En 1943, le Toulousain le plus populaire du monde s'appelait Alfred Nakache. Ce champion de natation, oncle de l'ancienne députée Yvette Benayoun-Nakache, avait pulvérisé deux ans plus tôt le record du monde du 200 m brasse papillon. Quintuple champion de France, il avait participé en 1936 aux Jeux Olympiques de Munich mais n'avait rien gagné, sinon l'image, dans la fantasmagorie nazie, de « nageur juif »...
À Toulouse, où il exerce le métier de professeur d'éducation physique dans sa salle de sport de la rue Philippe-Féral, il est dénoncé et arrêté en décembre 1943 avec sa femme Paule, une basketteuse de 28 ans, et leur fille Annie, âgée de deux ans. Déportés, ils arrivent à Auschwitz par le sinistre convoi 66 dans la nuit du 22 au 23 janvier 1944. Alfred Nakache est séparé de sa femme et de sa fille ; il ne les reverra jamais.
Au camp, «Artem», comme on le surnomme, est affecté à l'infirmerie comme kiné. Il est placé avec d'autres sportifs de haut niveau que les Allemands utilisent comme faire-valoir. Pour se distraire, les nazis l'obligent à nager dans les bassins de rétention d'eau du camp.
Le matricule 172763 s'accroche aussi au mince espoir de retrouver sa femme et sa fille vivantes. Il en parle notamment avec l'écrivain Primo Lévi, interné en même temps que lui. À Auschwitz, Alfred Nakache survit jusqu'à la libération du camp, le 27 janvier 1945.
«Il était d'une constitution très robuste» se souvient sa nièce, Yvette Benayoun-Nakache. Il survit même à la «Marche de la mort», ce convoi de prisonniers qui partit à pied à la veille de l'arrivée des troupes soviétiques.
Revenu au printemps à Toulouse où on le croyait mort (hommage lui avait même été rendu en baptisant la piscine de son nom), Nakache est un homme brisé.
C'est l'ancien président du TFC, Marcel Delsol, alors médecin à la Croix Rouge, qui le porte sur ses épaules à la sortie du train. Dévasté par la mort de sa femme et de sa fille (lire par ailleurs), il reste prostré plusieurs jours. Mais cet extraordinaire combattant revient au premier plan de la natation : à nouveau champion de France, il participe au record du monde du 3X100 mètres 3 nages puis aux JO de 1948.
«Il était toujours de bonne humeur, raconte sa nièce. Parfois, pendant les repas de famille, on sentait qu'il était triste. Il s'isolait alors quelques instants avant de revenir. Et ça repartait…» Il refait sa vie, épouse Marie et part vivre à Sète, où il est inhumé.

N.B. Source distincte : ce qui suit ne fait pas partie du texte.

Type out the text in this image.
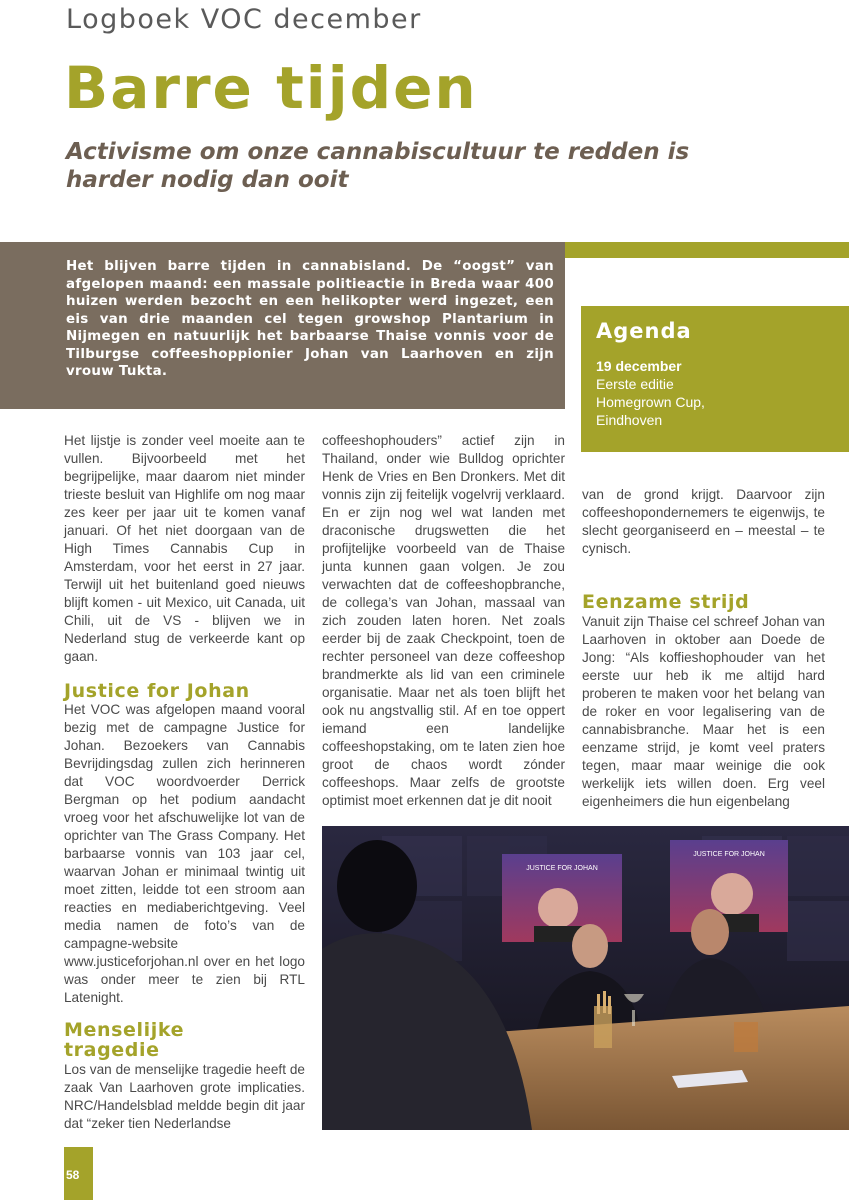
Logboek VOC december
Barre tijden
Activisme om onze cannabiscultuur te redden is harder nodig dan ooit

Het blijven barre tijden in cannabisland. De “oogst” van afgelopen maand: een massale politieactie in Breda waar 400 huizen werden bezocht en een helikopter werd ingezet, een eis van drie maanden cel tegen growshop Plantarium in Nijmegen en natuurlijk het barbaarse Thaise vonnis voor de Tilburgse coffeeshoppionier Johan van Laarhoven en zijn vrouw Tukta.

Agenda
19 december
Eerste editie
Homegrown Cup,
Eindhoven

Het lijstje is zonder veel moeite aan te vullen. Bijvoorbeeld met het begrijpelijke, maar daarom niet minder trieste besluit van Highlife om nog maar zes keer per jaar uit te komen vanaf januari. Of het niet doorgaan van de High Times Cannabis Cup in Amsterdam, voor het eerst in 27 jaar. Terwijl uit het buitenland goed nieuws blijft komen - uit Mexico, uit Canada, uit Chili, uit de VS - blijven we in Nederland stug de verkeerde kant op gaan.

Justice for Johan

Het VOC was afgelopen maand vooral bezig met de campagne Justice for Johan. Bezoekers van Cannabis Bevrijdingsdag zullen zich herinneren dat VOC woordvoerder Derrick Bergman op het podium aandacht vroeg voor het afschuwelijke lot van de oprichter van The Grass Company. Het barbaarse vonnis van 103 jaar cel, waarvan Johan er minimaal twintig uit moet zitten, leidde tot een stroom aan reacties en mediaberichtgeving. Veel media namen de foto’s van de campagne-website www.justiceforjohan.nl over en het logo was onder meer te zien bij RTL Latenight.

Menselijke tragedie

Los van de menselijke tragedie heeft de zaak Van Laarhoven grote implicaties. NRC/Handelsblad meldde begin dit jaar dat “zeker tien Nederlandse

coffeeshophouders” actief zijn in Thailand, onder wie Bulldog oprichter Henk de Vries en Ben Dronkers. Met dit vonnis zijn zij feitelijk vogelvrij verklaard. En er zijn nog wel wat landen met draconische drugswetten die het profijtelijke voorbeeld van de Thaise junta kunnen gaan volgen. Je zou verwachten dat de coffeeshopbranche, de collega’s van Johan, massaal van zich zouden laten horen. Net zoals eerder bij de zaak Checkpoint, toen de rechter personeel van deze coffeeshop brandmerkte als lid van een criminele organisatie. Maar net als toen blijft het ook nu angstvallig stil. Af en toe oppert iemand een landelijke coffeeshopstaking, om te laten zien hoe groot de chaos wordt zónder coffeeshops. Maar zelfs de grootste optimist moet erkennen dat je dit nooit

van de grond krijgt. Daarvoor zijn coffeeshopondernemers te eigenwijs, te slecht georganiseerd en – meestal – te cynisch.

Eenzame strijd

Vanuit zijn Thaise cel schreef Johan van Laarhoven in oktober aan Doede de Jong: “Als koffieshophouder van het eerste uur heb ik me altijd hard proberen te maken voor het belang van de roker en voor legalisering van de cannabisbranche. Maar het is een eenzame strijd, je komt veel praters tegen, maar maar weinige die ook werkelijk iets willen doen. Erg veel eigenheimers die hun eigenbelang

JUSTICE FOR JOHAN
JUSTICE FOR JOHAN
58
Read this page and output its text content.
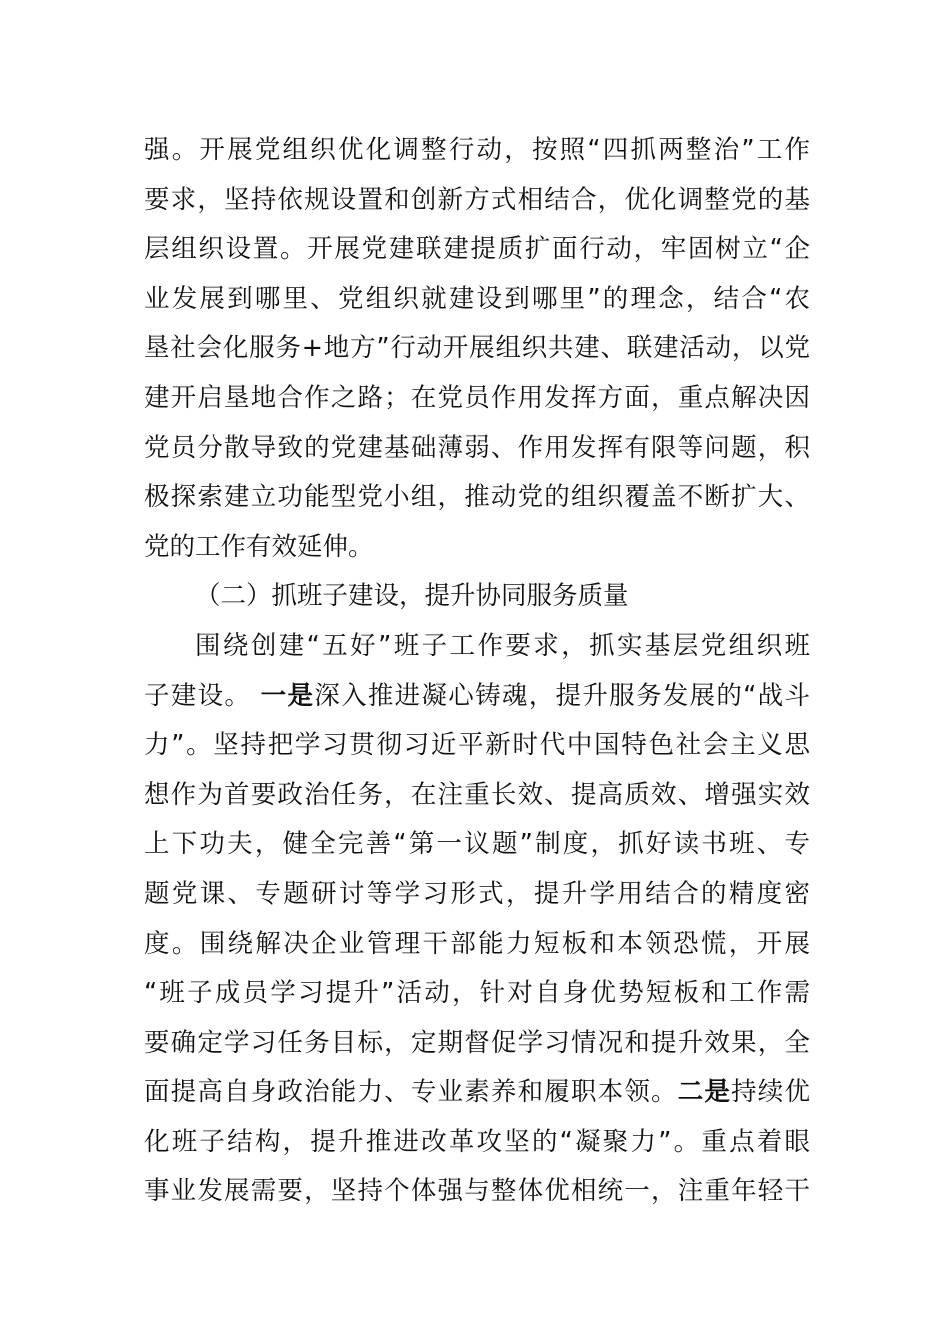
强。开展党组织优化调整行动，按照“四抓两整治”工作
要求，坚持依规设置和创新方式相结合，优化调整党的基
层组织设置。开展党建联建提质扩面行动，牢固树立“企
业发展到哪里、党组织就建设到哪里”的理念，结合“农
垦社会化服务+地方”行动开展组织共建、联建活动，以党
建开启垦地合作之路；在党员作用发挥方面，重点解决因
党员分散导致的党建基础薄弱、作用发挥有限等问题，积
极探索建立功能型党小组，推动党的组织覆盖不断扩大、
党的工作有效延伸。
（二）抓班子建设，提升协同服务质量
围绕创建“五好”班子工作要求，抓实基层党组织班
子建设。 一是深入推进凝心铸魂，提升服务发展的“战斗
力”。坚持把学习贯彻习近平新时代中国特色社会主义思
想作为首要政治任务，在注重长效、提高质效、增强实效
上下功夫，健全完善“第一议题”制度，抓好读书班、专
题党课、专题研讨等学习形式，提升学用结合的精度密
度。围绕解决企业管理干部能力短板和本领恐慌，开展
“班子成员学习提升”活动，针对自身优势短板和工作需
要确定学习任务目标，定期督促学习情况和提升效果，全
面提高自身政治能力、专业素养和履职本领。二是持续优
化班子结构，提升推进改革攻坚的“凝聚力”。重点着眼
事业发展需要，坚持个体强与整体优相统一，注重年轻干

«Tous les ans il nous invitait dans sa petite maison de pêcheur, face à la mer, raconte Yvette. Il était très joyeux. Il allait dans le cagibi, sortait toutes ses médailles et nous les distribuait.» Alfred Nakache n'est pas mort dans un bassin d'eau croupie à Auschwitz mais dans le port de Cerbère, où il avait l'habitude de nager, d'une crise cardiaque. C'était en 1983, il avait 67 ans.
Le doudou d'Annie retrouvé
En 1997, Yvette Benayoun-Nakache retrouve fortuitement le doudou d'Annie, la fille d'Alfred Nakache.
Ce petit chien en peluche avait été conservé pendant plus de cinquante ans par Simone Foulon, une assistante maternelle. Derrière son oreille est accroché un petit mot rédigé par Mme Foulon : «J'étais le compagnon d'Annie Nakache, enterrée vivante par les Allemands, sa maman brûlée à Dachau». En 1997, Yvette Benayoun-Nakache retrouve fortuitement le doudou d'Annie, la fille d'Alfred Nakache.
De retour de captivité, Alfred Nakache se rendait tous les jours à la gare Matabiau, dans l'espoir de les retrouver.
Un jour il reçut une lettre l'informant que sa femme et sa fille avaient été exterminées. «Je ne l'ai jamais entendu dire Dieu n'existe pas mais il a dû se poser la question» confie sa nièce Yvette.